Das Schweizer Filmemacher-Paar Christian Labhart und Heidi Schmid begleitet Röbi und seine Umgebung durch die folgenden Monate im dörflichen Alltag um das von wildem Wein umwucherte Häuschen, hinter dessen Sprossenfenstern alte Bücher, Basteleien, persönliche Memorabilien und der Haushund lebendige Koexistenz pflegen. Hier backt Röbi mit der Enkelin Kuchen, schwelgt mit Heidi in Erinnerungen und erhält Besuche von Freunden, Nachbarn und Bewohnern des Zürcher Obdachlosenprojekts »Sunebogen« (Sonnenbogen) dessen Mitaufbau Röbis Lebensaufgabe war. 

Dazu gibt es von Röbi selbst gedrehte Super-8-Filme aus frühen Jahren, Gedichte (auch über das »Krebslein«) und einen Tanz zur Jukebox mit der Frau, die einmal trotz Schmerzen drei Nächte mit ihm durchtanzte und bald allein zurückbleiben wird.
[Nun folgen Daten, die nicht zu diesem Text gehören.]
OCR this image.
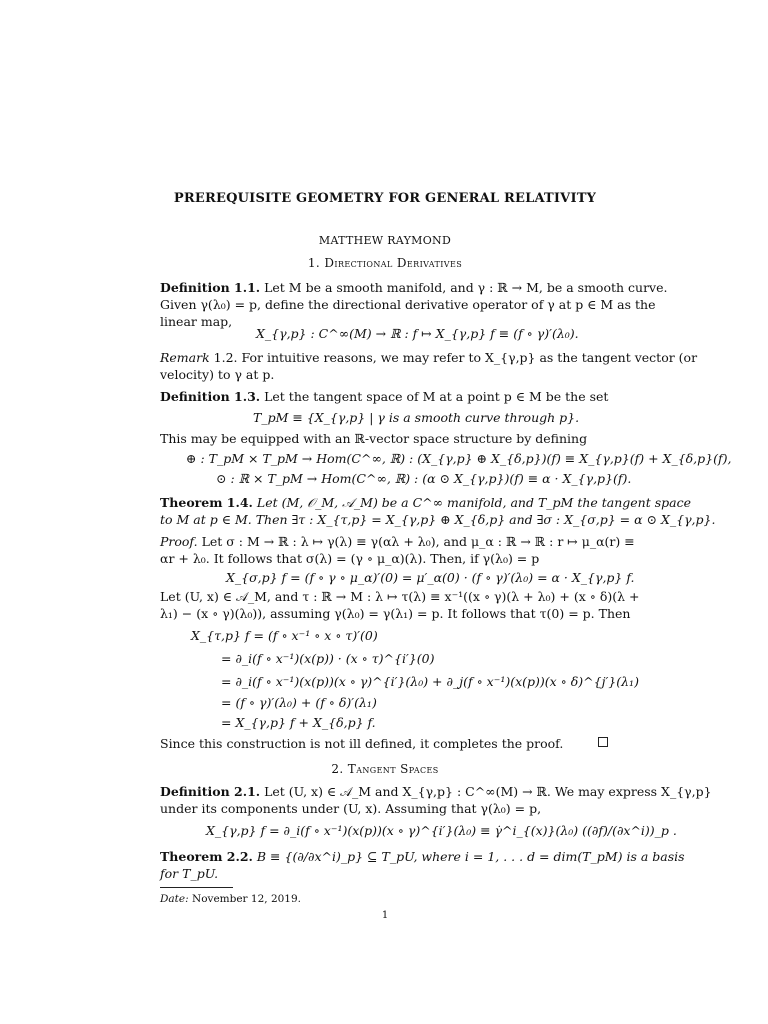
PREREQUISITE GEOMETRY FOR GENERAL RELATIVITY
MATTHEW RAYMOND
1. Directional Derivatives
Definition 1.1. Let M be a smooth manifold, and γ : ℝ → M, be a smooth curve.
Given γ(λ₀) = p, define the directional derivative operator of γ at p ∈ M as the
linear map,
X_{γ,p} : C^∞(M) → ℝ : f ↦ X_{γ,p} f ≡ (f ∘ γ)′(λ₀).
Remark 1.2. For intuitive reasons, we may refer to X_{γ,p} as the tangent vector (or
velocity) to γ at p.
Definition 1.3. Let the tangent space of M at a point p ∈ M be the set
T_pM ≡ {X_{γ,p} | γ is a smooth curve through p}.
This may be equipped with an ℝ-vector space structure by defining
⊕ : T_pM × T_pM → Hom(C^∞, ℝ) : (X_{γ,p} ⊕ X_{δ,p})(f) ≡ X_{γ,p}(f) + X_{δ,p}(f),
⊙ : ℝ × T_pM → Hom(C^∞, ℝ) : (α ⊙ X_{γ,p})(f) ≡ α · X_{γ,p}(f).
Theorem 1.4. Let (M, 𝒪_M, 𝒜_M) be a C^∞ manifold, and T_pM the tangent space
to M at p ∈ M. Then ∃τ : X_{τ,p} = X_{γ,p} ⊕ X_{δ,p} and ∃σ : X_{σ,p} = α ⊙ X_{γ,p}.
Proof. Let σ : M → ℝ : λ ↦ γ(λ) ≡ γ(αλ + λ₀), and μ_α : ℝ → ℝ : r ↦ μ_α(r) ≡
αr + λ₀. It follows that σ(λ) = (γ ∘ μ_α)(λ). Then, if γ(λ₀) = p
X_{σ,p} f = (f ∘ γ ∘ μ_α)′(0) = μ′_α(0) · (f ∘ γ)′(λ₀) = α · X_{γ,p} f.
Let (U, x) ∈ 𝒜_M, and τ : ℝ → M : λ ↦ τ(λ) ≡ x⁻¹((x ∘ γ)(λ + λ₀) + (x ∘ δ)(λ +
λ₁) − (x ∘ γ)(λ₀)), assuming γ(λ₀) = γ(λ₁) = p. It follows that τ(0) = p. Then
X_{τ,p} f = (f ∘ x⁻¹ ∘ x ∘ τ)′(0)
= ∂_i(f ∘ x⁻¹)(x(p)) · (x ∘ τ)^{i′}(0)
= ∂_i(f ∘ x⁻¹)(x(p))(x ∘ γ)^{i′}(λ₀) + ∂_j(f ∘ x⁻¹)(x(p))(x ∘ δ)^{j′}(λ₁)
= (f ∘ γ)′(λ₀) + (f ∘ δ)′(λ₁)
= X_{γ,p} f + X_{δ,p} f.
Since this construction is not ill defined, it completes the proof.
2. Tangent Spaces
Definition 2.1. Let (U, x) ∈ 𝒜_M and X_{γ,p} : C^∞(M) → ℝ. We may express X_{γ,p}
under its components under (U, x). Assuming that γ(λ₀) = p,
X_{γ,p} f = ∂_i(f ∘ x⁻¹)(x(p))(x ∘ γ)^{i′}(λ₀) ≡ γ̇^i_{(x)}(λ₀) ((∂f)/(∂x^i))_p .
Theorem 2.2. B ≡ {(∂/∂x^i)_p} ⊆ T_pU, where i = 1, . . . d = dim(T_pM) is a basis
for T_pU.
Date: November 12, 2019.
1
Besonders von den Obdachlosen habe er viel gelernt, antwortet Röbi auf die Frage eines Freundes nach eventuellen Mentoren für seine gelassene Haltung zu Leben und Tod. Erst sind solche Gespräche noch fast abstrakt. Doch dann nimmt Röbis Gewicht immer stärker ab und die Schmerzen zu. Und nach einer berührend offenen Aussprache mit Heidi vor der Kamera blendet sich der Film diskret – und etwas konventionell – in eine Abenddämmerung aus: »Zusammen mit Blumen denken Sie bitte auch an Geflüchtete, Hungernde, Arme«, heißt es in der noch von Röbli selbst verfassten Todesanzeige zum 18. August 2022.